Design and Characterization of High Efficiency Single-stage Electromagnetic Coil Guns

TL;DR

This paper introduces innovative modifications to single-stage electromagnetic coil guns, including a bipolar pulse, multilayer coil, and permanent magnet projectile, resulting in notable efficiency and velocity improvements demonstrated through experimental testing.

Contribution

The study presents novel coil gun design enhancements—bipolar pulse, multilayer coil, and permanent magnet projectile—that significantly improve efficiency and performance.

Findings

Enhanced magnetic force with bipolar current pulse

Higher projectile velocities using permanent magnet projectiles

Improved efficiency through multilayer coil design

Abstract

This study presents several novel approaches to improve the efficiency of a single-stage coil gun.

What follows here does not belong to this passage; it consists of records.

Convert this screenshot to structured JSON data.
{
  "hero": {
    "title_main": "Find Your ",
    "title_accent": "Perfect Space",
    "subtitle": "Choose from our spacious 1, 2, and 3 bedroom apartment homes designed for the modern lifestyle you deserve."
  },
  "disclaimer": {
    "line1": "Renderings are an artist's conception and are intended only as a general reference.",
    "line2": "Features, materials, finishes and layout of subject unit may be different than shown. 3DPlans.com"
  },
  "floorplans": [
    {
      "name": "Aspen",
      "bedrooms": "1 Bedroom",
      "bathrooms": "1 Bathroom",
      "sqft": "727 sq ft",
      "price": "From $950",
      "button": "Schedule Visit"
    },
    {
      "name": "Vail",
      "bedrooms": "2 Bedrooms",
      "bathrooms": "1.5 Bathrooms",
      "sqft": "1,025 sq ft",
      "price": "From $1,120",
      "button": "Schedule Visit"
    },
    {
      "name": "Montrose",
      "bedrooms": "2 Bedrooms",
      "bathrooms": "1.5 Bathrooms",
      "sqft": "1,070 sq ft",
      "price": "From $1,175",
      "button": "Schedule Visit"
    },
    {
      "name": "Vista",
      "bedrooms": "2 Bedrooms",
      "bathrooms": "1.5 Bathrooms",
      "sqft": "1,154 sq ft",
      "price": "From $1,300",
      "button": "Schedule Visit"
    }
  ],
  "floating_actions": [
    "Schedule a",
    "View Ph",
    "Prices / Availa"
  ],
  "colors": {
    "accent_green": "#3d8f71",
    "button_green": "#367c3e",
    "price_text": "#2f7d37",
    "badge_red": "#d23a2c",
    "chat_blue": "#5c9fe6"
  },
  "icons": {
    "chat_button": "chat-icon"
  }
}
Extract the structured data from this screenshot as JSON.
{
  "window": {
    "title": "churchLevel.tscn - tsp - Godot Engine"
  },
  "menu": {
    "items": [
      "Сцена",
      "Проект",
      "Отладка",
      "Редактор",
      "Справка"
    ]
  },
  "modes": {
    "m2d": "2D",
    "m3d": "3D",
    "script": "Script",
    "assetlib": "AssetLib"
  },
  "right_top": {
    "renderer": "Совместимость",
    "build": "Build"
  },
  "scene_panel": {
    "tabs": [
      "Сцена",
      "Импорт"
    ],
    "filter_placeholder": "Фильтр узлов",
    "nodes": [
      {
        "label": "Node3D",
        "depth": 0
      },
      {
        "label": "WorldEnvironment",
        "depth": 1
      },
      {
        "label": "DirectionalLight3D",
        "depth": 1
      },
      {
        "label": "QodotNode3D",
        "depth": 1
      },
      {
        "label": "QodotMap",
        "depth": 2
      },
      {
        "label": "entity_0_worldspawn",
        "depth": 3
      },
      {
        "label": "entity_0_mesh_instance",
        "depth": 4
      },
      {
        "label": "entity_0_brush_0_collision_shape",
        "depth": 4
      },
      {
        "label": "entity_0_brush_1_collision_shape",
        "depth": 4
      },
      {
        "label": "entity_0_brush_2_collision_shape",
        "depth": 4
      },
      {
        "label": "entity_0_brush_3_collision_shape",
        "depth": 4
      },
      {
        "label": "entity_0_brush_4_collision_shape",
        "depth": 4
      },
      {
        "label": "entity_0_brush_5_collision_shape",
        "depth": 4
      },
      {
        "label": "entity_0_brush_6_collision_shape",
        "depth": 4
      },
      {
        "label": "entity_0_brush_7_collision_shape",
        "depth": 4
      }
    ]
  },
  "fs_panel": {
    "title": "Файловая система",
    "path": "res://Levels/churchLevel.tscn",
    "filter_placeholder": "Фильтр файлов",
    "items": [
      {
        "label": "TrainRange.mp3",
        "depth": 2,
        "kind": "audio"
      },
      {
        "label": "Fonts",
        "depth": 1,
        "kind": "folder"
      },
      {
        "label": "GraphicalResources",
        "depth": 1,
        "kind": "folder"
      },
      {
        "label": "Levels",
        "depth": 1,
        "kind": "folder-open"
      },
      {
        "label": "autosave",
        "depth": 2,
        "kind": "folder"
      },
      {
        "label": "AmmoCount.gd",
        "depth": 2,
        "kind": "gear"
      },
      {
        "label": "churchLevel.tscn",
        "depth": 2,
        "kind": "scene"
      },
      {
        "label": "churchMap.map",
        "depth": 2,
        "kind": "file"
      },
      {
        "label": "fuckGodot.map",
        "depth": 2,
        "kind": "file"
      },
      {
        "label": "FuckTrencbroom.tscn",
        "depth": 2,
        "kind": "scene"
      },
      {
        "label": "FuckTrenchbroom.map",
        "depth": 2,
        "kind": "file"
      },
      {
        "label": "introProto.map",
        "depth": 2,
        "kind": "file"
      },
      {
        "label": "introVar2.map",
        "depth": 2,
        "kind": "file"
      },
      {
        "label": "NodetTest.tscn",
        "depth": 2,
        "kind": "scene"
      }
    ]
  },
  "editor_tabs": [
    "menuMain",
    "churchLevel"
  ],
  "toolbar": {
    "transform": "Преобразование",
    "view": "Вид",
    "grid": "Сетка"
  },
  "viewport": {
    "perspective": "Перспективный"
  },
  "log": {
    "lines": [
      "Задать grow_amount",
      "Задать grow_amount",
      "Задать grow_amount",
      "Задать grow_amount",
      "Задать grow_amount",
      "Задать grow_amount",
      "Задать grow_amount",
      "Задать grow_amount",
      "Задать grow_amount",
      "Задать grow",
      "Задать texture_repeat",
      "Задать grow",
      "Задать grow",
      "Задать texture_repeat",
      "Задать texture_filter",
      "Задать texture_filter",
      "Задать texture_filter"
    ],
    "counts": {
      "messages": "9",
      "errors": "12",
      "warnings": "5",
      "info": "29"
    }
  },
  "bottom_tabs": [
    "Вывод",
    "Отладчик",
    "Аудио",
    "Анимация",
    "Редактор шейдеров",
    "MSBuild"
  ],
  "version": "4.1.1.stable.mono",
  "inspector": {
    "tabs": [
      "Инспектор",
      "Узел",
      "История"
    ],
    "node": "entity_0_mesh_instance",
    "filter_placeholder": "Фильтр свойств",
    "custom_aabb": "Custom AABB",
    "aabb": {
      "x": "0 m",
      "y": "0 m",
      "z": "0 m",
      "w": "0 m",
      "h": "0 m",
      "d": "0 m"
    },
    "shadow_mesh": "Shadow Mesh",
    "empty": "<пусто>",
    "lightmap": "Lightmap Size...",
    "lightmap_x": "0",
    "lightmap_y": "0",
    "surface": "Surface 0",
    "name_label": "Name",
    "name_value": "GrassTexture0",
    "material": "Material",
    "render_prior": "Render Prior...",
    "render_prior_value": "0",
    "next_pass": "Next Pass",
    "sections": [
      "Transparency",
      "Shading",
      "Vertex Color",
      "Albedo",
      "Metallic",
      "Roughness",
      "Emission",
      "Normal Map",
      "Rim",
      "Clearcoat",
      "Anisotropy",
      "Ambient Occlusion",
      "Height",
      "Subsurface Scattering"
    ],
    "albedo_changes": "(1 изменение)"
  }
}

Conventional designs typically feature a uniformly wound solenoid and a ferrite projectile. For our research, we constructed a microcontroller-based prototype to test several new enhancements, including the use of a bipolar current pulse, a stepped multilayer coil with non-uniform winding densities, and the replacement of conventional ferrite projectiles with a neodymium permanent magnet. These modifications were designed to reduce energy loss and improve projectile acceleration by changing magnetic field strength and effectively controlling the magnetic flux. The experimental results show that the proposed methods resulted in significant efficiency improvements, with the varying current pulse and stepped coil design providing enhanced magnetic force at key points in the projectile's path, and the permanent magnet projectile contributing to higher velocities and efficiencies by leveraging the current pulses. Our findings suggest that combining these enhancements significantly improves coil gun performance, achieving higher velocities and efficiencies. These findings can be applied to future coil gun developments, such as multi-stage coil gun systems.